The first four models are shown below (formatting, measurement and management are ommitted to keep the diagram simple).

Flowchart showing the database schema

To regenerate the image above:

  • Install graphviz and pygraphviz. Simplest is often conda install pygraphviz to get the necessary C extensions at the same time.
  • python manage.py graph_models importing station sensor variable -R -g -o viz.pdf. Replace the positional arguments for the apps to be included.

Non-obvious links and associations

  • A DataImportTemp object is created when a data file is initially uploaded and functions are run to check its validity and the time range, variable type and station involved, and therefore whether any data would be overwritten. A DataImportFull object is created to confirm the import, creating entries in the Measurement app.

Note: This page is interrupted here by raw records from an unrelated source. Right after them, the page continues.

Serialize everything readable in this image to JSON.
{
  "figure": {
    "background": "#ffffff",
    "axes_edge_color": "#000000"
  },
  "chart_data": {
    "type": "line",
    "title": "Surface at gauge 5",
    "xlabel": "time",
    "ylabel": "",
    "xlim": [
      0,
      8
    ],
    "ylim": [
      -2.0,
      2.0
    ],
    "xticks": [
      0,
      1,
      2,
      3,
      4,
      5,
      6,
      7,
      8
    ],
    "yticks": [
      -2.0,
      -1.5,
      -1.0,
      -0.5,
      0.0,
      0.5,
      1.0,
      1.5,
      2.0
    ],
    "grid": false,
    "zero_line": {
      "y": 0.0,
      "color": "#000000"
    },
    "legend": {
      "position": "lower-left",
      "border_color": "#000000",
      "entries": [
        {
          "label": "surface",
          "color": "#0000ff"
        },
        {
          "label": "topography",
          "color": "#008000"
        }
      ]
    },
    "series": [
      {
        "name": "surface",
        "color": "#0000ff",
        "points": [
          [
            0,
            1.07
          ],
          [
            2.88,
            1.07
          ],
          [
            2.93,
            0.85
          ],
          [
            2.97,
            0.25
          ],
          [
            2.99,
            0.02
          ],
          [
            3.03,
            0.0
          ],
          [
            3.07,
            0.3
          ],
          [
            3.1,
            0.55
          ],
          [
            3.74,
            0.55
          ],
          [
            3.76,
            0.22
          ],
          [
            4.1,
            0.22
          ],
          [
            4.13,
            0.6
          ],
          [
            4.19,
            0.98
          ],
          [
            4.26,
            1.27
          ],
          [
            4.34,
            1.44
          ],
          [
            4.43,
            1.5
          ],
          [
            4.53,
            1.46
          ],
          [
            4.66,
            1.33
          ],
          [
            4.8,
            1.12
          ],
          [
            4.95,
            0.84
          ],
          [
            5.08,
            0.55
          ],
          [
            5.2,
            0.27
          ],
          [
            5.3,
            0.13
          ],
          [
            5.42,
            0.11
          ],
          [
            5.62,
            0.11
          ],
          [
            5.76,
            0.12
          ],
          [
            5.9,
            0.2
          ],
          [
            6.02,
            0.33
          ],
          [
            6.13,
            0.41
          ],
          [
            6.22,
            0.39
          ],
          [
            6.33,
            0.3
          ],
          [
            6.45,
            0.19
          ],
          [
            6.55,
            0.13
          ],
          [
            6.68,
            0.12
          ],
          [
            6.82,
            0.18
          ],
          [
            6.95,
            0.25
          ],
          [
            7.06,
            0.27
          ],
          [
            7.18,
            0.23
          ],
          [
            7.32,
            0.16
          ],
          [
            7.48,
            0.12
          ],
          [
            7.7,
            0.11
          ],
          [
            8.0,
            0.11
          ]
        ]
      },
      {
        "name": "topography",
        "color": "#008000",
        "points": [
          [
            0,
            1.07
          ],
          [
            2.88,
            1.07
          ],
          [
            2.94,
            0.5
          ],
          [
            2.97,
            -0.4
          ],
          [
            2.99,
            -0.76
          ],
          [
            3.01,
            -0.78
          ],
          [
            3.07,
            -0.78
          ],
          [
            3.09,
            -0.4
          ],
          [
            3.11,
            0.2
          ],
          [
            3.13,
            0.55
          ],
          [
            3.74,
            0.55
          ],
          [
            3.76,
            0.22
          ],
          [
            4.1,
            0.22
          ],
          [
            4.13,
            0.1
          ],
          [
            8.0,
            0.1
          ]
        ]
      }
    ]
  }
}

Each DataImportFull is related to one DataImportTemp object.
  • Each Sensor is linked to a Station and the Variable it measures via the SensorInstallation object.

Project structure

  • The top-level directory contains various config files and directories for git, github, docker and pip.
  • Each django app is in a subdirectory and djangomain contains the main django settings, views and urls.
  • The static directory contains the static files for the project.
  • The templates directory contains the templates for the project.
  • The utilities directory contains helper functions for the project.
  • The tests directory contains all unit tests for the project.

Unused code

This project is based on a previous codebase that includes many more features in many more apps. It is hoped that over time these features will be refactored and included again in the system. Rather than removing the associated code, it has been moved to unused_apps. Similarly, there are templates/unused_templates and utilities/unused_scripts.

Development

Paricia is developed at Imperial College London by the Research Software Engineering team within the Research Computing Group. The project is coordinated by Prof. Wouter Buytaert.

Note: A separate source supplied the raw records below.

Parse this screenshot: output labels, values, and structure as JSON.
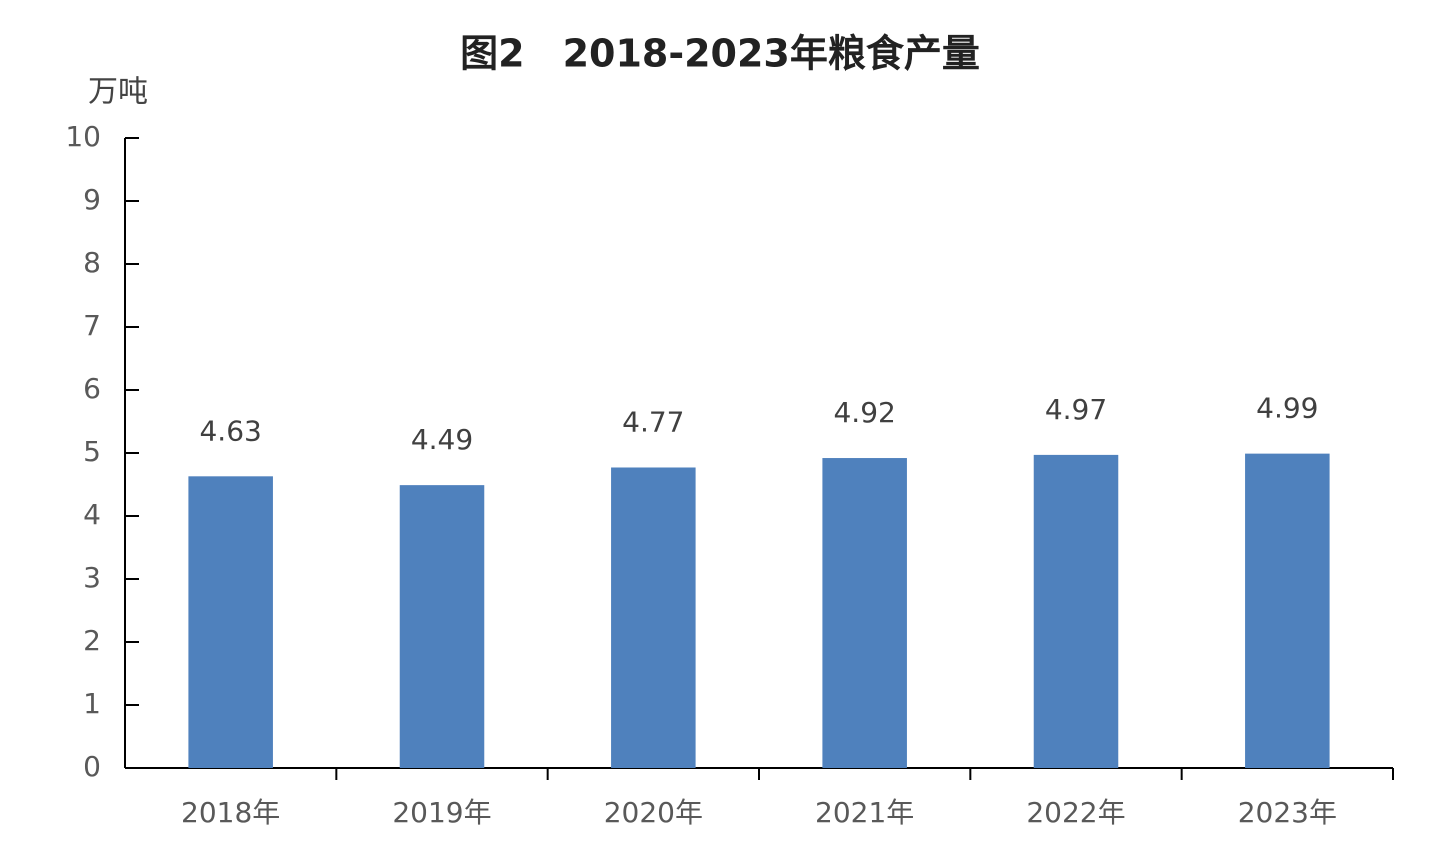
{
  "chart_data": {
    "type": "bar",
    "title": "图2　2018-2023年粮食产量",
    "y_label": "万吨",
    "categories": [
      "2018年",
      "2019年",
      "2020年",
      "2021年",
      "2022年",
      "2023年"
    ],
    "values": [
      4.63,
      4.49,
      4.77,
      4.92,
      4.97,
      4.99
    ],
    "color": "#4f81bd",
    "ylim": [
      0,
      10
    ],
    "yticks": [
      0,
      1,
      2,
      3,
      4,
      5,
      6,
      7,
      8,
      9,
      10
    ],
    "grid": false
  }
}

The code was originally based on the iMHEA platform - Plataforma para la Iniciativa Regional de Monitoreo Hidrológico de Ecosistemas Andinos. We are grateful to the following instututions for the development of iMHEA and for sharing their code to use as a starting point for Paricia:

  • Fondo para la Proteccion del Agua (FONAG), Ecuador.
  • Empresa Pública Metropolitana de Agua Potable Y Saneamiento de Quito (EPMAPS)m Ecuador.

Tests

The tests are run with python manage.py test from inside the docker container.

For that to work, development-related dependencies needs to be installed. To do that, get into the container (see instructions at the top) and run:

python -m pip install -r requirements-dev.txt

Synthetic data

Synthetic data can be added to the database for benchmarking purposes using one of the scenarios in utilities/benchmarking or creating one of your own. To do so:

  • Populate the database with some initial data for the Station, Variable and all the required models (see the Getting Started section).
  • Install the development dependencies (read the Tests section)
  • Run your desired synthetic data scenario.

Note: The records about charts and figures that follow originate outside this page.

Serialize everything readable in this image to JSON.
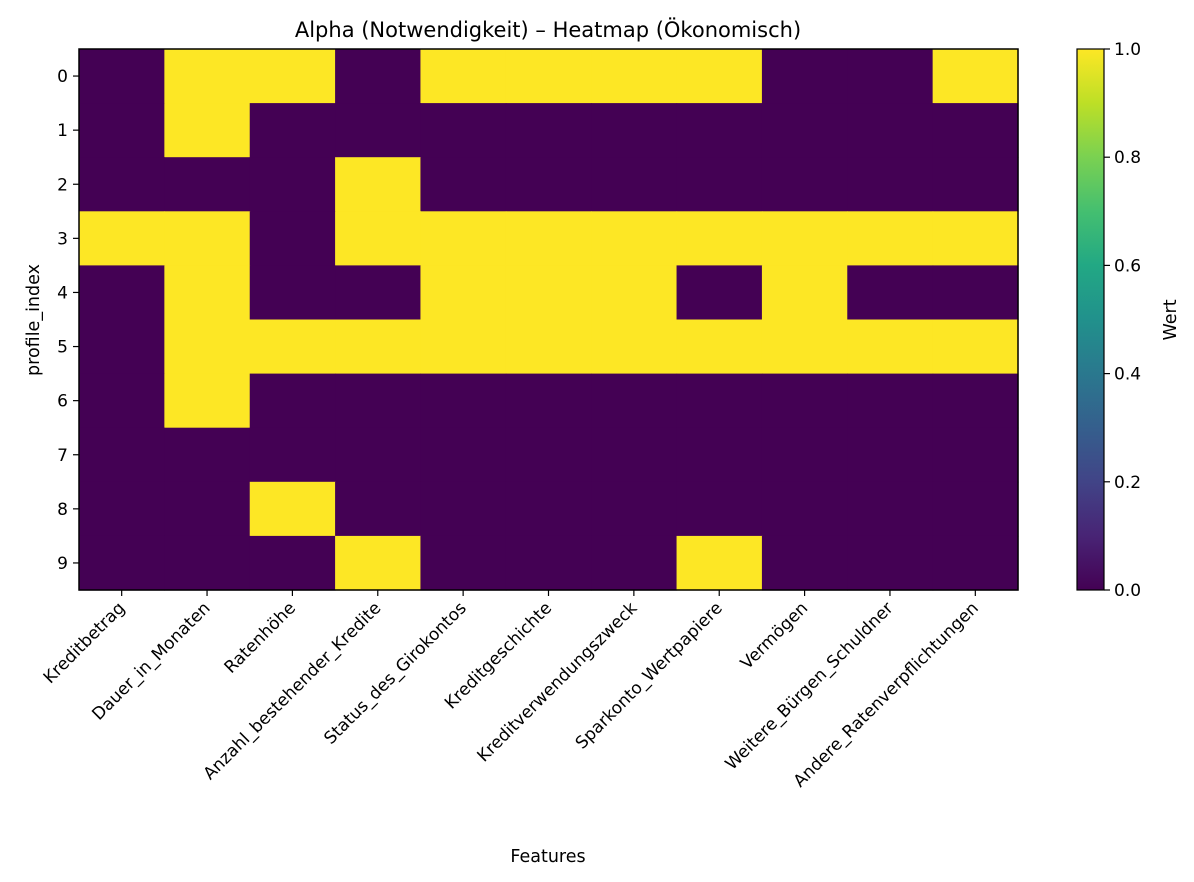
{
  "chart_data": {
    "type": "heatmap",
    "title": "Alpha (Notwendigkeit) – Heatmap (Ökonomisch)",
    "xlabel": "Features",
    "ylabel": "profile_index",
    "columns": [
      "Kreditbetrag",
      "Dauer_in_Monaten",
      "Ratenhöhe",
      "Anzahl_bestehender_Kredite",
      "Status_des_Girokontos",
      "Kreditgeschichte",
      "Kreditverwendungszweck",
      "Sparkonto_Wertpapiere",
      "Vermögen",
      "Weitere_Bürgen_Schuldner",
      "Andere_Ratenverpflichtungen"
    ],
    "rows": [
      "0",
      "1",
      "2",
      "3",
      "4",
      "5",
      "6",
      "7",
      "8",
      "9"
    ],
    "values": [
      [
        0,
        1,
        1,
        0,
        1,
        1,
        1,
        1,
        0,
        0,
        1
      ],
      [
        0,
        1,
        0,
        0,
        0,
        0,
        0,
        0,
        0,
        0,
        0
      ],
      [
        0,
        0,
        0,
        1,
        0,
        0,
        0,
        0,
        0,
        0,
        0
      ],
      [
        1,
        1,
        0,
        1,
        1,
        1,
        1,
        1,
        1,
        1,
        1
      ],
      [
        0,
        1,
        0,
        0,
        1,
        1,
        1,
        0,
        1,
        0,
        0
      ],
      [
        0,
        1,
        1,
        1,
        1,
        1,
        1,
        1,
        1,
        1,
        1
      ],
      [
        0,
        1,
        0,
        0,
        0,
        0,
        0,
        0,
        0,
        0,
        0
      ],
      [
        0,
        0,
        0,
        0,
        0,
        0,
        0,
        0,
        0,
        0,
        0
      ],
      [
        0,
        0,
        1,
        0,
        0,
        0,
        0,
        0,
        0,
        0,
        0
      ],
      [
        0,
        0,
        0,
        1,
        0,
        0,
        0,
        1,
        0,
        0,
        0
      ]
    ],
    "colormap": "viridis",
    "vmin": 0.0,
    "vmax": 1.0,
    "colorbar_label": "Wert",
    "colorbar_ticks": [
      "0.0",
      "0.2",
      "0.4",
      "0.6",
      "0.8",
      "1.0"
    ],
    "grid": false
  }
}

If you run one of the built in ones, you should see a progressbar for the process and, if you log in into the Django Admin of Paricia (http://localhost:8000/admin), then you will see the records for the Measurements model increasing.

Continuous integration

Pre-commit hooks are set up to run code quality checks (isort and black) before committing. To run these locally, you will need to pip install pre-commit then pre-commit install. Now, quality assurance tools will be run automatically with every commit.

Github workflows are set up to run the pre-commit actions and the tests automatically on every push action.